Nuts About Granola is opening its own store in the city.

The York-based granola maker will have a grand opening on Black Friday, Nov. 23, at its new 46 W. Philadelphia St. address and continue the celebration the next day on Small Business Saturday, founder and CEO Sarah Lanphier said.

Sandwiched between Cherie Anne Designs and Yorktowne Business Institute, the space is currently vacant. It previously housed Shear Styles Salon.

Lanphier said she chose the city address for a few reasons.

"We started here and always want to keep a presence here," Lanphier said.

She started the company with her mother, Gayle Lanphier, in 2008, and it has grown steadily.

Using YorKitchen -- the city's shared commercial kitchen at 37 W. Clarke Ave. -- Nuts About Granola has expanded from making 1,500 to 2,000 pounds of granola a month to 1,000 pounds a day, Sarah Lanphier said.

The company's myriad flavors of granola have led to contracts, grocery store deals, an appearance on the Rachael Ray show and more.

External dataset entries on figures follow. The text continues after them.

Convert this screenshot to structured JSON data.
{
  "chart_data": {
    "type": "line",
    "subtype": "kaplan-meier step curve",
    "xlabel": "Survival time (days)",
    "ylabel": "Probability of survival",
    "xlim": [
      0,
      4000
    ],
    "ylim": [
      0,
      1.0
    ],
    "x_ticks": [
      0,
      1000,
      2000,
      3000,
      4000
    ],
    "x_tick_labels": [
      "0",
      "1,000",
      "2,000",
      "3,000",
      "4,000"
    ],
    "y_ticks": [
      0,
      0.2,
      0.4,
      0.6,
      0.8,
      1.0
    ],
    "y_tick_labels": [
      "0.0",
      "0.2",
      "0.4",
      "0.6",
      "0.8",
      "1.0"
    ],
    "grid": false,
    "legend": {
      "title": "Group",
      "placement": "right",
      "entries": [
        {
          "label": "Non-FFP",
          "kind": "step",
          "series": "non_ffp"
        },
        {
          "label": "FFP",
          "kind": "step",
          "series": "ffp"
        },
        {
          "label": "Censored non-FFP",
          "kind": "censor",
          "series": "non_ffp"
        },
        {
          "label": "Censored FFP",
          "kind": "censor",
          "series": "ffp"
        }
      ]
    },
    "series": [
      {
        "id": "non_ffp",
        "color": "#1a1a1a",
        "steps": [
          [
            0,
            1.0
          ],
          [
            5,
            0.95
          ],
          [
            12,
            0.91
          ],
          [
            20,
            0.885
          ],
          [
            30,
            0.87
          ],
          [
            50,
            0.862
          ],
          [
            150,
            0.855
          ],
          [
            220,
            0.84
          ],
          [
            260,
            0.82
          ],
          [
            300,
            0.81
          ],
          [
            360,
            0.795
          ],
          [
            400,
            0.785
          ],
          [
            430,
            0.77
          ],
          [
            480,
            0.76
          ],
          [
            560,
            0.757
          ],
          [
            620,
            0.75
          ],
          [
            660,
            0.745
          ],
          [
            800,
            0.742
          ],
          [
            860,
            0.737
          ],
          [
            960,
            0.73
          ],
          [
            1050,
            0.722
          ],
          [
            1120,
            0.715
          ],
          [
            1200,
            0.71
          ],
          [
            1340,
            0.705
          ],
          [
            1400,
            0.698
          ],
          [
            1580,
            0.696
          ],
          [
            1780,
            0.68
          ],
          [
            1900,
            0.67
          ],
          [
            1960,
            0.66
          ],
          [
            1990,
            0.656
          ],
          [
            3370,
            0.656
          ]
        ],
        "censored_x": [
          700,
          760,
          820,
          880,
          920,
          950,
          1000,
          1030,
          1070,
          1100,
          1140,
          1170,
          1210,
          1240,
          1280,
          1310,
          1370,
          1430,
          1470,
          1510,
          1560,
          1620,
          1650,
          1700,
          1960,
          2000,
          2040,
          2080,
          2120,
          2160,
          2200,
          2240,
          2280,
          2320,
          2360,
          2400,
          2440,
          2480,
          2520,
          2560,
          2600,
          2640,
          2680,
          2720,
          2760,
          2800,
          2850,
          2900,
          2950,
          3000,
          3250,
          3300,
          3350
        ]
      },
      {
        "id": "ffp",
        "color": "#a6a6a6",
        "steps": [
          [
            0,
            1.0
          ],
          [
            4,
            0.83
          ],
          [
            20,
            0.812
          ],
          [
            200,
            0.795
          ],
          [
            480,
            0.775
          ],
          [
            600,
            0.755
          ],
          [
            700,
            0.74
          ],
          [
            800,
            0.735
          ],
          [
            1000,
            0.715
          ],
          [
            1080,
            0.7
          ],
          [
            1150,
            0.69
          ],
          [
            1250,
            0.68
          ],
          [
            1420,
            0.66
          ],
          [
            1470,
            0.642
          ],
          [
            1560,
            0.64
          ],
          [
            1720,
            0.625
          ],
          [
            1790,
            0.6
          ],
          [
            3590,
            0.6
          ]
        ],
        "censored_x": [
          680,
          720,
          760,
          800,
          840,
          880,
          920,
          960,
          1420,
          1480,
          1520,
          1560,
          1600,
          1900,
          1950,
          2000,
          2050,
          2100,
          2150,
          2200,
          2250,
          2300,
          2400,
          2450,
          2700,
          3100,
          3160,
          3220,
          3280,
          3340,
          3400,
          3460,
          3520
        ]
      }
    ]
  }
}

One of Nuts About Granola's recent contracts to export its product to Colombia has facilitated the need for it to expand into Lancaster County, where the company has partnered with the Susquehanna Association for the Blind and Vision Impaired.

The granola maker will use the association's food manufacturing facility in the John C. Clemens Building at 171 Butter Road in Lancaster County to help fulfill its international order while providing jobs for 15 to 20 blind and vision-impaired workers. As the company expands, it needs more space, Lanphier said.

Nuts About Granola has a stand in Central Market, rents a separate store facility and still makes some of its product at YorKitchen.

"Having the storefront puts us in a central location to everything," she said.

The company will maintain its stand in Central Market through the end of the year, and next year it will be there on a seasonal basis, the CEO said.

Nuts About Granola will continue to use YorKitchen, but it will use a space in its new store as storage, Lanphier said.

Like the Central Market stand it has maintained, the new store will sell similar items, such as its granola, fruit and yogurt parfaits and other local products, she said.

Following its inaugural weekend, the store will be open from 9 a.m. to 2 p.m. Saturdays through the end of the year.

"After (Jan. 1), we will have more hours," she said.